I have been with my boyfriend for 3 years and he is a very difficult person to be with (a typical Aquarian male!!). He does not want to commit. He is excited about the baby coming and he is already a dad and I know he'll be wonderful with our son but when it comes to us I am just not sure.
I don't know alot about him because he doesnt talk to me about things. He has a very close friend who he has known for 15 years and he always talks to her but not me. I've tried to get him to open up but he just doesn't. If we argue, his way to resolve it is to disappear for a week with no contact. I am worried about when the baby comes and he does this as I have no one else to help me. I have supported him through a lot and just dont feel I get anything back from him. I am getting fed up with trying. He wont be contributing financially (he earns very little and after rent and maintenance to his other son he only has enough for bills) and he wont be moving in and I just dont know what to do.
I am so excited to be a mum and know I will always do the best for my son but I am getting the distinct impression I am gonna be alone for most of the time.
Tbh the disappearing thing I would worry about..... I had a friend who put up with this for three years. It almost destroyed her and she made a decision that whilst she could usually get her head around his wandering she couldn't do it to the children. They were bewildered and upset. Be strong...... You sound together about the baby. Be the best mum you can be......
You sound very 'together' in yourself which will serve you well - your concerns sound completely justified and it doesn't really sound like you are partners - from my experience - my relationship fell apart the very second I gave birth - I think the last thing you need with a newborn baby is a loser man around. This is a bit hypocritical as we came through it but it was nothing like your situation but there were many times when he was making life so impossible that I would have been happier alone.
Don't settle for second best and do not let him get off scot free when it comes to money - am sure you will get lots of good advice on that here too.

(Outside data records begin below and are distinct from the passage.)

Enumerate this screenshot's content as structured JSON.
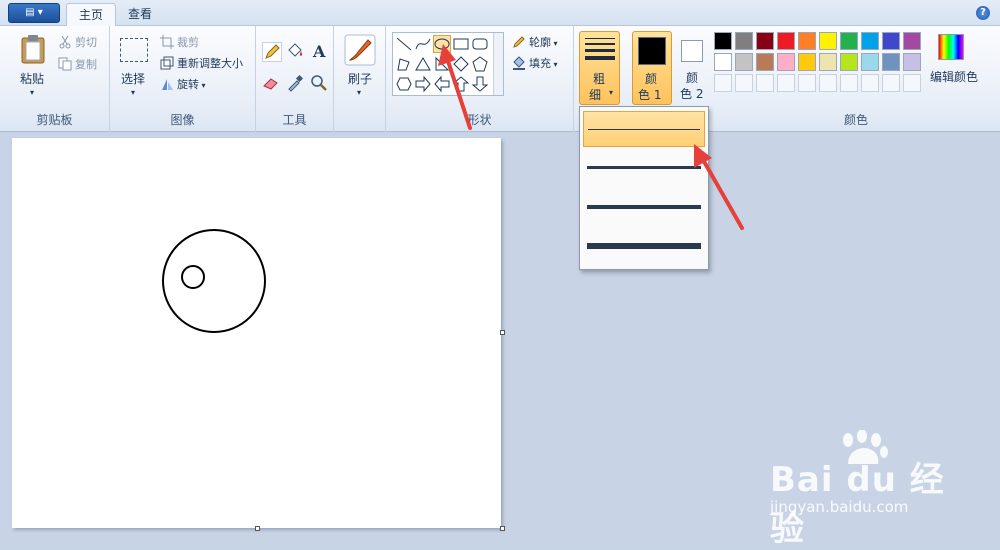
{
  "app_menu": {
    "label": "▤ ▾"
  },
  "tabs": [
    {
      "label": "主页"
    },
    {
      "label": "查看"
    }
  ],
  "help": {
    "label": "?"
  },
  "clipboard": {
    "paste": "粘贴",
    "cut": "剪切",
    "copy": "复制",
    "group_label": "剪贴板"
  },
  "image": {
    "select": "选择",
    "crop": "裁剪",
    "resize": "重新调整大小",
    "rotate": "旋转",
    "group_label": "图像"
  },
  "tools": {
    "group_label": "工具"
  },
  "brushes": {
    "label": "刷子"
  },
  "shapes": {
    "outline": "轮廓",
    "fill": "填充",
    "group_label": "形状"
  },
  "size": {
    "label_top": "粗",
    "label_bottom": "细"
  },
  "color1": {
    "label_top": "颜",
    "label_bottom": "色 1"
  },
  "color2": {
    "label_top": "颜",
    "label_bottom": "色 2"
  },
  "colors": {
    "group_label": "颜色",
    "edit": "编辑颜色",
    "row1": [
      "#000000",
      "#7f7f7f",
      "#880015",
      "#ed1c24",
      "#ff7f27",
      "#fff200",
      "#22b14c",
      "#00a2e8",
      "#3f48cc",
      "#a349a4"
    ],
    "row2": [
      "#ffffff",
      "#c3c3c3",
      "#b97a57",
      "#ffaec9",
      "#ffc90e",
      "#efe4b0",
      "#b5e61d",
      "#99d9ea",
      "#7092be",
      "#c8bfe7"
    ]
  },
  "watermark": {
    "logo": "Bai du 经验",
    "url": "jingyan.baidu.com"
  }
}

Because, I quote, "I like my own space and what if we split up I will be homeless"
Its all just a load of BS....if he wanted to live with me, he would. Simple. He's just creating stupid excuses.
Everyone likes their own space but when you are in a relationship with someone it is a natural progression. I just dont understand. If one of my friends was going through this I would be so harsh...i'd be like "take your keys back, don't let him have a home when he feels like it he's having his cake and eating it etc" but when its me I cant follow through.

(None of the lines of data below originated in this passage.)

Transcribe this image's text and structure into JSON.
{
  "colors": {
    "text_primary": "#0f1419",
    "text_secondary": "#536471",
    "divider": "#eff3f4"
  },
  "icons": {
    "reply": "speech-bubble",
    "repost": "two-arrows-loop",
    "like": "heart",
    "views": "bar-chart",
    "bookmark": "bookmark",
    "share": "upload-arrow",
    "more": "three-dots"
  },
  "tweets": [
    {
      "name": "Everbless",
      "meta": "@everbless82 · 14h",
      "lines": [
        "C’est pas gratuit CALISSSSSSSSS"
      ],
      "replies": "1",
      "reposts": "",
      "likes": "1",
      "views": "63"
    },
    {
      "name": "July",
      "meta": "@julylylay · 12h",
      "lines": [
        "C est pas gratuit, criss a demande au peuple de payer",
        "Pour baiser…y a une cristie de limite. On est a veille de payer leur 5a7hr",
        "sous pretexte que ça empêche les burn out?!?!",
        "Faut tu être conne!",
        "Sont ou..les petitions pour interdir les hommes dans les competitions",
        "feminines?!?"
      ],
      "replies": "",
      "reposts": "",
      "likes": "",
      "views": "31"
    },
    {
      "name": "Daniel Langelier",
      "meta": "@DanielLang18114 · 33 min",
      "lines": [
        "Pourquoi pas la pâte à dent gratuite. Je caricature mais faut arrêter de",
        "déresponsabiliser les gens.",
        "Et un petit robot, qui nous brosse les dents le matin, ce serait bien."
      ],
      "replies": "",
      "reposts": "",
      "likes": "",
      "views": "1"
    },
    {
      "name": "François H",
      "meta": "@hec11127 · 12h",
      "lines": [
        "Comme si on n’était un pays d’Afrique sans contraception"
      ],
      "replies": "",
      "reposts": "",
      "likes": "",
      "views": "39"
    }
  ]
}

I guess our weaknesses always find us out in life in the end It seems very likely to me that you will be a single mum and that it was a very unwise and questionable choice to have a baby with this man. You will have to live with the consequences of that choice - as we all live with our own choices.
I think the main thing you could do now for your child when it comes is make sure that this man is aware you expect him to face his responsibilities financial and emotional for the child.